Some Democrats are generally opposed to recreational marijuana, according to Albuquerque Journal. Proposals are expected to be worked again and reintroduced for the next legislative session. Senator Clemente Sanches is just one Senator that opposes legal recreational marijuana.

Sanchez said, “Morally, I just don’t think it’s the right thing to do. I’ll vote against it from the beginning.”

When the reworked proposal is brought to light again, Senator Sanchez, who is the chairman of the Senate Corporations and Transportation Committee, will still oppose it. This committee would need to hear the bill and approve it before it can be sent to the Senate Judiciary Committee. Sanchez’s vote, plus 3 Republicans who are likely to oppose legal recreational marijuana, can block measures from moving forward, regardless of a democrat majority in the state.

All hope isn’t lost in New Mexico though. There are other bills pending that could still make their way through the necessary channels.

Emily Kaltenbach of New Mexico Drug Policy Alliance said, “This was really our intent this legislative session, to hear from elected officials what’s palatable and what’s not. We want to get as far as possible and have as much debate as possible.”

If New Mexico does legalize recreational marijuana, it could bring the state $60-million in revenue. This is much needed revenue for several struggling cities. The state would also see an increase in tourism.

Senator McSorley said, “Every eastern (New Mexico) border county will decry the devil of marijuana and take every penny they can get. It would be, ‘Come for horse-racing, casinos and cannabis.’”

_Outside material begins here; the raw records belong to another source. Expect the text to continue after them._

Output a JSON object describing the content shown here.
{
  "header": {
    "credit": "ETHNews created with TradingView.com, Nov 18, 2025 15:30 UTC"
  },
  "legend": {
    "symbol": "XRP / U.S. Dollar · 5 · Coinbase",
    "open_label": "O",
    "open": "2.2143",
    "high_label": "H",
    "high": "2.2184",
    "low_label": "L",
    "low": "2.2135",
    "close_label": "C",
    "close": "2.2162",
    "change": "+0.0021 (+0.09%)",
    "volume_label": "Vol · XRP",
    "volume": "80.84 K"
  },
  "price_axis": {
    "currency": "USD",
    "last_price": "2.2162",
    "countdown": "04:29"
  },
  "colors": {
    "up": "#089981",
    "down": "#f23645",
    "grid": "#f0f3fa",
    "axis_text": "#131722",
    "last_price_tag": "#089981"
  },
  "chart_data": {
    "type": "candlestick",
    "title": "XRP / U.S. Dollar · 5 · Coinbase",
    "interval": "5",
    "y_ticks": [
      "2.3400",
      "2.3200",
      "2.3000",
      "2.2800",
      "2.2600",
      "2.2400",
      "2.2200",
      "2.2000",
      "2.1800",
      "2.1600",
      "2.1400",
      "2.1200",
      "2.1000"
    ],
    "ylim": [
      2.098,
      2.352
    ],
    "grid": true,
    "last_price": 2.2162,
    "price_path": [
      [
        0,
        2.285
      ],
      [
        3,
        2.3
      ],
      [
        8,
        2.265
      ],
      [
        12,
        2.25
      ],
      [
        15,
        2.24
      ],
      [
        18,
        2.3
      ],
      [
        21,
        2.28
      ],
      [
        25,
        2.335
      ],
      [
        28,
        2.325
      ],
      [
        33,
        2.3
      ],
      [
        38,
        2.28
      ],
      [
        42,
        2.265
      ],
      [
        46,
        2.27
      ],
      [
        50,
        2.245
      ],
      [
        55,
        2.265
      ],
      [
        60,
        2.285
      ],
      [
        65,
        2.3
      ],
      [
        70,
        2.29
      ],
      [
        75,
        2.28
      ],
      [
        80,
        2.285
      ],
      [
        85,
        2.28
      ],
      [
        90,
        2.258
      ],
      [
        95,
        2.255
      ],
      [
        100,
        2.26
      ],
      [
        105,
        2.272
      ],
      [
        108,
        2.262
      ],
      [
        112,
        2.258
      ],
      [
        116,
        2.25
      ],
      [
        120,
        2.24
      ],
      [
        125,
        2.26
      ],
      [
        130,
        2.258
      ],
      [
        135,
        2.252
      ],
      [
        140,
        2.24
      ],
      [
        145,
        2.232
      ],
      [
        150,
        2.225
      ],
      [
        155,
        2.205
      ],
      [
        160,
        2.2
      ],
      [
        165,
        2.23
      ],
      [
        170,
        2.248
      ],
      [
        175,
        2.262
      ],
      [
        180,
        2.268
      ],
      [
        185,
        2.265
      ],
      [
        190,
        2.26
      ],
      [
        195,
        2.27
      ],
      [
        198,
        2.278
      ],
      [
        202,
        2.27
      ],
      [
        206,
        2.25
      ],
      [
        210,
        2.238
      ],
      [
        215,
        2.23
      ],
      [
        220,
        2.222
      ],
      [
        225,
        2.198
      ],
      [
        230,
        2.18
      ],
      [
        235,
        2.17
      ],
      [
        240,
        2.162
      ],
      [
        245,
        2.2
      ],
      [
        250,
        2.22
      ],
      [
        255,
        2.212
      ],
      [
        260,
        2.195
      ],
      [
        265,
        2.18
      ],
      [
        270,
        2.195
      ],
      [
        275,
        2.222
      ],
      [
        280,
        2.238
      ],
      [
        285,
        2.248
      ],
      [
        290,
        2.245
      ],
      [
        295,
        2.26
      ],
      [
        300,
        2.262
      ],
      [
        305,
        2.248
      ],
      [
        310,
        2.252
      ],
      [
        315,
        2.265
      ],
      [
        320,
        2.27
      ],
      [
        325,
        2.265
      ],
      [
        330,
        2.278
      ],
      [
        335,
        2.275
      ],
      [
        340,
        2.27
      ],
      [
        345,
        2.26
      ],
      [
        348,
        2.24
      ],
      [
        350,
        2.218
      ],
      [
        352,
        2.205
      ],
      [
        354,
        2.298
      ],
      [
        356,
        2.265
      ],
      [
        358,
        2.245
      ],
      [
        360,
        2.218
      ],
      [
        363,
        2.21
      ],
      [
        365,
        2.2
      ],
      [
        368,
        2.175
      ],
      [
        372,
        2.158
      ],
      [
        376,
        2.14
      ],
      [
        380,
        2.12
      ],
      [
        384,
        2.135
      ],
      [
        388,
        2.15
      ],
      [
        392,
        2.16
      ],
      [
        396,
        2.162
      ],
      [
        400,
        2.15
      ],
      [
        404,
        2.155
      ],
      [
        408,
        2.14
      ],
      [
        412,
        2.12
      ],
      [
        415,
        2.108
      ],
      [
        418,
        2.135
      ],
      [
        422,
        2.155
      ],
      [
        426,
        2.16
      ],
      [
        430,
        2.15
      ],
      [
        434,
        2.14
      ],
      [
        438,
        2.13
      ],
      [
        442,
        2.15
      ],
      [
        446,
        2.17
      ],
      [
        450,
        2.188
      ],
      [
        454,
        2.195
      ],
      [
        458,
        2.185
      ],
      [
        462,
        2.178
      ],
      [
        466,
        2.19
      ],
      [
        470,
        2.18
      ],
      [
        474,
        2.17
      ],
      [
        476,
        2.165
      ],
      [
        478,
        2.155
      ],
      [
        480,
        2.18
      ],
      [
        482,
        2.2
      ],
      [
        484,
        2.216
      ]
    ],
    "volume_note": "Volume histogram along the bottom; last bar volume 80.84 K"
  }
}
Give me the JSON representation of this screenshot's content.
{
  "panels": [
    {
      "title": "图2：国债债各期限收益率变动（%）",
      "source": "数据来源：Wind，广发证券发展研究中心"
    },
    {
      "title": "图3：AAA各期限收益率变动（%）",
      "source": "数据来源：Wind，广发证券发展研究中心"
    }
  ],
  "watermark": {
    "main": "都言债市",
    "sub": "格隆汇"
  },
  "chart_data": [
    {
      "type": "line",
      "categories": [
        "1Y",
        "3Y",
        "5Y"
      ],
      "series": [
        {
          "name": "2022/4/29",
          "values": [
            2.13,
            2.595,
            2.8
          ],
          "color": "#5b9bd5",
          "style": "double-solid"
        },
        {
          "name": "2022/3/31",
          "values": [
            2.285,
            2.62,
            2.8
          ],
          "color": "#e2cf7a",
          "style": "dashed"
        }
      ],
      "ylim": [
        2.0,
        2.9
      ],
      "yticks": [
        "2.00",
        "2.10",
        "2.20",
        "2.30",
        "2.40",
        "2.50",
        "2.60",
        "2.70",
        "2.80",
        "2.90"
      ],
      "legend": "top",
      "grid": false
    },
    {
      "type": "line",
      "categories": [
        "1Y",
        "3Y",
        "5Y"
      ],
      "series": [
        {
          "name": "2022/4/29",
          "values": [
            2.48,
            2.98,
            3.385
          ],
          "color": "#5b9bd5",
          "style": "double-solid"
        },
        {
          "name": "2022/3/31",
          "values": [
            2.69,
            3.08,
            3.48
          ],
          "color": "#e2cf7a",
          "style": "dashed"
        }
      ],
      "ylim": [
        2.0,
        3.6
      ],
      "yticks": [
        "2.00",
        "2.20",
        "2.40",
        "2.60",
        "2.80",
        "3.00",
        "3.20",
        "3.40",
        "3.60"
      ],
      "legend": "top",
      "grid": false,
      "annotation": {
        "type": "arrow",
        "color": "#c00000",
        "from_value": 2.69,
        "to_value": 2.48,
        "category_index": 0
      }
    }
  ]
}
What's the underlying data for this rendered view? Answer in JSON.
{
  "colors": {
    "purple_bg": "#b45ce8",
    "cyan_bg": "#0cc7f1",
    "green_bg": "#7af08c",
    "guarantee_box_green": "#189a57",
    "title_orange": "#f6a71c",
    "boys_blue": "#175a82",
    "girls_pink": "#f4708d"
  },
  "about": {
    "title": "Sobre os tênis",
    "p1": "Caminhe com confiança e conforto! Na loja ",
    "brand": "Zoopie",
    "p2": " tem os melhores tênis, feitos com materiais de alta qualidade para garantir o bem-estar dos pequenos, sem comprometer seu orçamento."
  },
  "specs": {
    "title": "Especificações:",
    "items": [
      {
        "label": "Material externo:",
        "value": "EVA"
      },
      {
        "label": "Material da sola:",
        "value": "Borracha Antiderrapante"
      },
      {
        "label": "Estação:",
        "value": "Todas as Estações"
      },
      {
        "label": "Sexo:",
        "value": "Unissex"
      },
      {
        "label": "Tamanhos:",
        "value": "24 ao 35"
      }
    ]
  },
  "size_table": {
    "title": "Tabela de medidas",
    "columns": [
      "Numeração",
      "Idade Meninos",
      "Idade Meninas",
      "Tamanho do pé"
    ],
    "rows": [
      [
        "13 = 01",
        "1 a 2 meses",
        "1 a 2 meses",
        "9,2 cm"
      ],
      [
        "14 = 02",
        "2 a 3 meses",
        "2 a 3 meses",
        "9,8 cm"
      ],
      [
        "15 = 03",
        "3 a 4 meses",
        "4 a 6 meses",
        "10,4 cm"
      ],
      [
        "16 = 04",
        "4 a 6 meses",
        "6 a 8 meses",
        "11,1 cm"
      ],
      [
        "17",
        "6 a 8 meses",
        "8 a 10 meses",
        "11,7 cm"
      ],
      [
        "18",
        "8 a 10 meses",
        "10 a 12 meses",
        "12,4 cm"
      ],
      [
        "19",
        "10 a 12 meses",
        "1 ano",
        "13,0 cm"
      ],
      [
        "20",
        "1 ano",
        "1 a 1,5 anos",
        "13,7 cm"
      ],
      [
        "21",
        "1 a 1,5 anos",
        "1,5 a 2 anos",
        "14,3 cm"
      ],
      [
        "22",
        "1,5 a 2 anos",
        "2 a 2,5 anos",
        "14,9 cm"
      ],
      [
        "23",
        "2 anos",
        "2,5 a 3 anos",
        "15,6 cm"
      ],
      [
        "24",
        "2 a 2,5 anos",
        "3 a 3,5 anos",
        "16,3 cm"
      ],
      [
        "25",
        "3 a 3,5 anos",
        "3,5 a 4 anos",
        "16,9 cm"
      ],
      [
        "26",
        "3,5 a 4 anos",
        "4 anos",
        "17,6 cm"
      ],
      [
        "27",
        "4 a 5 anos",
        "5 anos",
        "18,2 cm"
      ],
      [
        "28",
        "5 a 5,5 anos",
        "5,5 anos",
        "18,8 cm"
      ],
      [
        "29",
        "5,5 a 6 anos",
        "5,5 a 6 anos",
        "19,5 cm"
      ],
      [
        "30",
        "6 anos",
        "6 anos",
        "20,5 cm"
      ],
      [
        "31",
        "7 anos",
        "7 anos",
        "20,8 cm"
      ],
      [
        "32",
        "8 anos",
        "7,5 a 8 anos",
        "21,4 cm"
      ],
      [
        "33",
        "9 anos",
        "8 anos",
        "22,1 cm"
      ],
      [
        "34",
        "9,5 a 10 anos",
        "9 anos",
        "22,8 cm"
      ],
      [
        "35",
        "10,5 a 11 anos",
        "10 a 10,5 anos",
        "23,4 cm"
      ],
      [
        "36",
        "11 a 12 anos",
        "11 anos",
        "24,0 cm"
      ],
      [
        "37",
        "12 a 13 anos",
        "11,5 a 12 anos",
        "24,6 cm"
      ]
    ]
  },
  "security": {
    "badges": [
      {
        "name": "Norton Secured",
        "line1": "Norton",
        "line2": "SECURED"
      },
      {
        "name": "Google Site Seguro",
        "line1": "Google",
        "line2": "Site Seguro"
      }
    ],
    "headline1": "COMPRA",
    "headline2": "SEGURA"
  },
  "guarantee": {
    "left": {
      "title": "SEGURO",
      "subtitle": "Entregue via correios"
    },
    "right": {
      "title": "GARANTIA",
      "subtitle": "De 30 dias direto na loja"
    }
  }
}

Senate Bill 278, introduced by Senator Gerald Ortiz y Pino still has a chance. The bill would require a 15-percent tax on sales. One of the hurdles it needs to cross is stopping teens from using fake ID cards to purchase marijuana – which is one of the legal concerns holding up the bill’s progress. Other legal concerns regarding penalties for breaking the laws of the potentially new regulations also need to be put in place.